There are a lot of different viewpoints out there on how loot boxes should be regulated. One of the least controversial, it seems, is the notion that companies should have to disclose the odds of obtaining items in their paid loot boxes. While such a regulation does not exist in Korea, that doesn’t meant companies can’t run afoul of the law for being a little sketchy about how they advertise their loot boxes.
Case in point: Nexon’s recent “Celebrity Count” promotion for Sudden Attack. The game challenged players to obtain 16 items from loot boxes that, when put together, would confer significant benefits. The problem was that, while Nexon said the 16 items were obtainable via random chance — technically true — their rarity varied, a point that was not made obvious in marketing. In fact, some had about a 0.5% chance of dropping from a loot box.
That raised the ire of the Korean Fair Trade Commission, which hit Nexon, Netmarble Games, and NextFloor with a series of fines totaling over 1 billion Korean won — about $935,000 — and a promise not to employ such tactics in the future. The fine was the largest ever handed out under Korea’s Electronic Commerce Act.

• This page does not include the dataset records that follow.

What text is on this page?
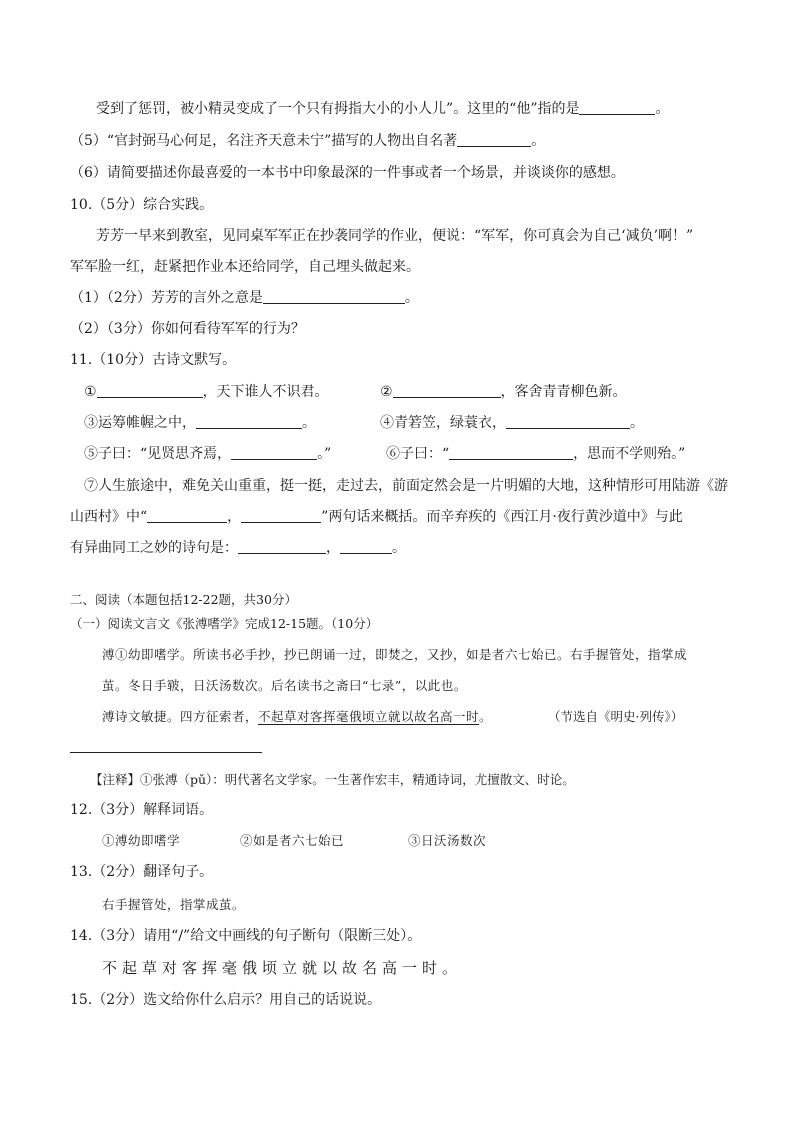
受到了惩罚，被小精灵变成了一个只有拇指大小的小人儿”。这里的“他”指的是	。
（5）“官封弼马心何足，名注齐天意未宁”描写的人物出自名著	。
（6）请简要描述你最喜爱的一本书中印象最深的一件事或者一个场景，并谈谈你的感想。
10.（5分）综合实践。
芳芳一早来到教室，见同桌军军正在抄袭同学的作业，便说：“军军，你可真会为自己‘减负’啊！”
军军脸一红，赶紧把作业本还给同学，自己埋头做起来。
（1）（2分）芳芳的言外之意是	。
（2）（3分）你如何看待军军的行为？
11.（10分）古诗文默写。
①	，天下谁人不识君。	②	，客舍青青柳色新。
③运筹帷幄之中，	。	④青箬笠，绿蓑衣，	。
⑤子曰：“见贤思齐焉，	。”	⑥子曰：“	，思而不学则殆。”
⑦人生旅途中，难免关山重重，挺一挺，走过去，前面定然会是一片明媚的大地，这种情形可用陆游《游
山西村》中“	，	”两句话来概括。而辛弃疾的《西江月·夜行黄沙道中》与此
有异曲同工之妙的诗句是：	，	。
二、阅读（本题包括12-22题，共30分）
（一）阅读文言文《张溥嗜学》完成12-15题。（10分）
溥①幼即嗜学。所读书必手抄，抄已朗诵一过，即焚之，又抄，如是者六七始已。右手握管处，指掌成
茧。冬日手皲，日沃汤数次。后名读书之斋曰“七录”，以此也。
溥诗文敏捷。四方征索者，不起草对客挥毫俄顷立就以故名高一时。	（节选自《明史·列传》）
【注释】①张溥（pǔ）：明代著名文学家。一生著作宏丰，精通诗词，尤擅散文、时论。
12.（3分）解释词语。
①溥幼即嗜学	②如是者六七始已	③日沃汤数次
13.（2分）翻译句子。
右手握管处，指掌成茧。
14.（3分）请用“/”给文中画线的句子断句（限断三处）。
不起草对客挥毫俄顷立就以故名高一时。
15.（2分）选文给你什么启示？用自己的话说说。
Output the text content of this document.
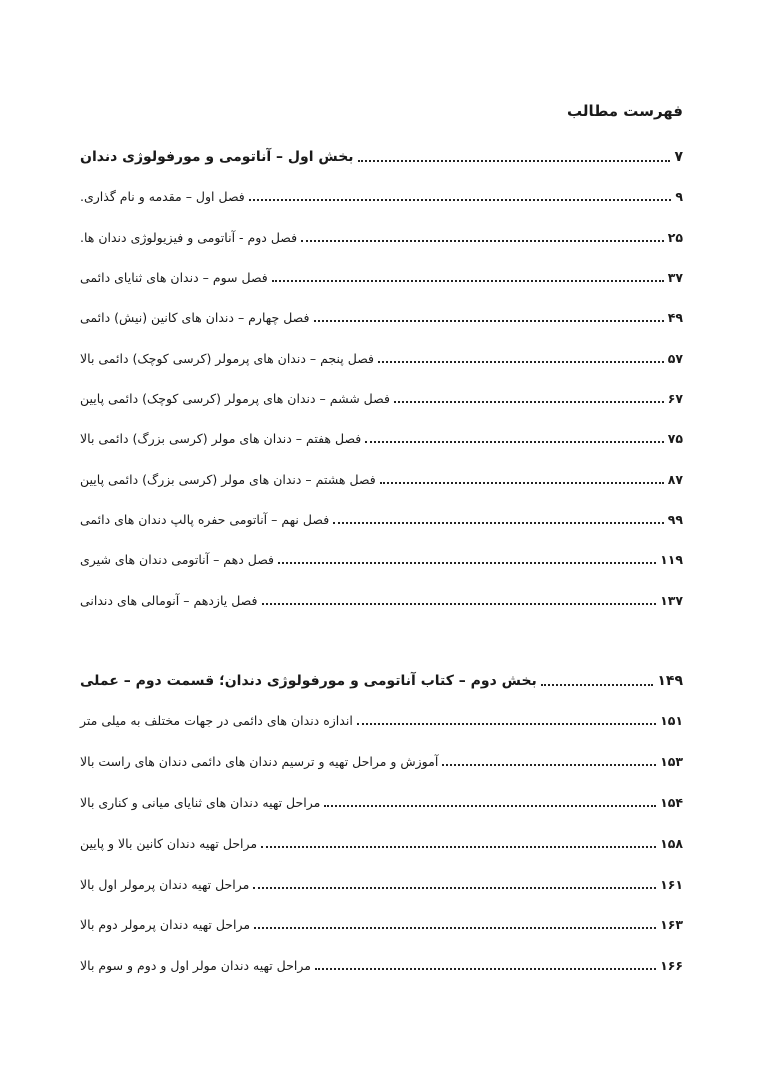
فهرست مطالب
بخش اول – آناتومی و مورفولوژی دندان	۷
فصل اول – مقدمه و نام گذاری.	۹
فصل دوم - آناتومی و فیزیولوژی دندان ها.	۲۵
فصل سوم – دندان های ثنایای دائمی	۳۷
فصل چهارم – دندان های کانین (نیش) دائمی	۴۹
فصل پنجم – دندان های پرمولر (کرسی کوچک) دائمی بالا	۵۷
فصل ششم – دندان های پرمولر (کرسی کوچک) دائمی پایین	۶۷
فصل هفتم – دندان های مولر (کرسی بزرگ) دائمی بالا	۷۵
فصل هشتم – دندان های مولر (کرسی بزرگ) دائمی پایین	۸۷
فصل نهم – آناتومی حفره پالپ دندان های دائمی	۹۹
فصل دهم – آناتومی دندان های شیری	۱۱۹
فصل یازدهم – آنومالی های دندانی	۱۳۷
بخش دوم – کتاب آناتومی و مورفولوژی دندان؛ قسمت دوم – عملی	۱۴۹
اندازه دندان های دائمی در جهات مختلف به میلی متر	۱۵۱
آموزش و مراحل تهیه و ترسیم دندان های دائمی دندان های راست بالا	۱۵۳
مراحل تهیه دندان های ثنایای میانی و کناری بالا	۱۵۴
مراحل تهیه دندان کانین بالا و پایین	۱۵۸
مراحل تهیه دندان پرمولر اول بالا	۱۶۱
مراحل تهیه دندان پرمولر دوم بالا	۱۶۳
مراحل تهیه دندان مولر اول و دوم و سوم بالا	۱۶۶
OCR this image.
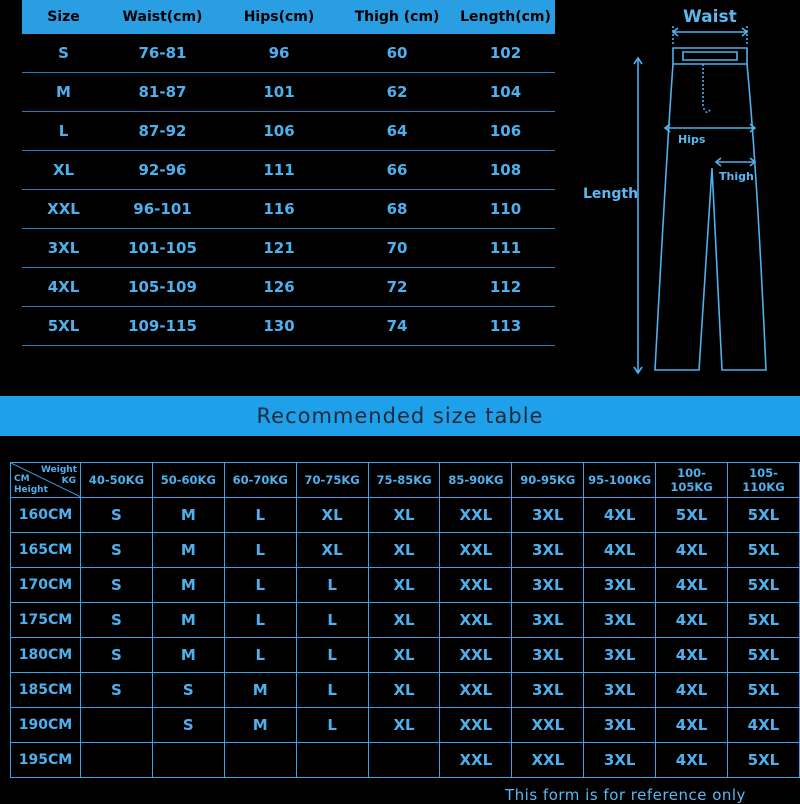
Size	Waist(cm)	Hips(cm)	Thigh (cm)	Length(cm)
S	76-81	96	60	102
M	81-87	101	62	104
L	87-92	106	64	106
XL	92-96	111	66	108
XXL	96-101	116	68	110
3XL	101-105	121	70	111
4XL	105-109	126	72	112
5XL	109-115	130	74	113
Waist
Hips
Thigh
Length
Recommended size table
Weight
KG
CM
Height	40-50KG	50-60KG	60-70KG	70-75KG	75-85KG	85-90KG	90-95KG	95-100KG	100-105KG	105-110KG
160CM	S	M	L	XL	XL	XXL	3XL	4XL	5XL	5XL
165CM	S	M	L	XL	XL	XXL	3XL	4XL	4XL	5XL
170CM	S	M	L	L	XL	XXL	3XL	3XL	4XL	5XL
175CM	S	M	L	L	XL	XXL	3XL	3XL	4XL	5XL
180CM	S	M	L	L	XL	XXL	3XL	3XL	4XL	5XL
185CM	S	S	M	L	XL	XXL	3XL	3XL	4XL	5XL
190CM		S	M	L	XL	XXL	XXL	3XL	4XL	4XL
195CM						XXL	XXL	3XL	4XL	5XL
This form is for reference only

The loot boxes cost 900 KRW ($0.84) apiece, and the FTC pointed to an instance of one user spending 460,000 KRW ($430) to obtain all the game pieces. That works out to over 500 loot boxes purchased.
While I found this news on several sites, I mostly based this article on the write-up on Casino News Daily. Yes, that’s right, a casino site is reporting on gaming loot boxes. Take that for what you will.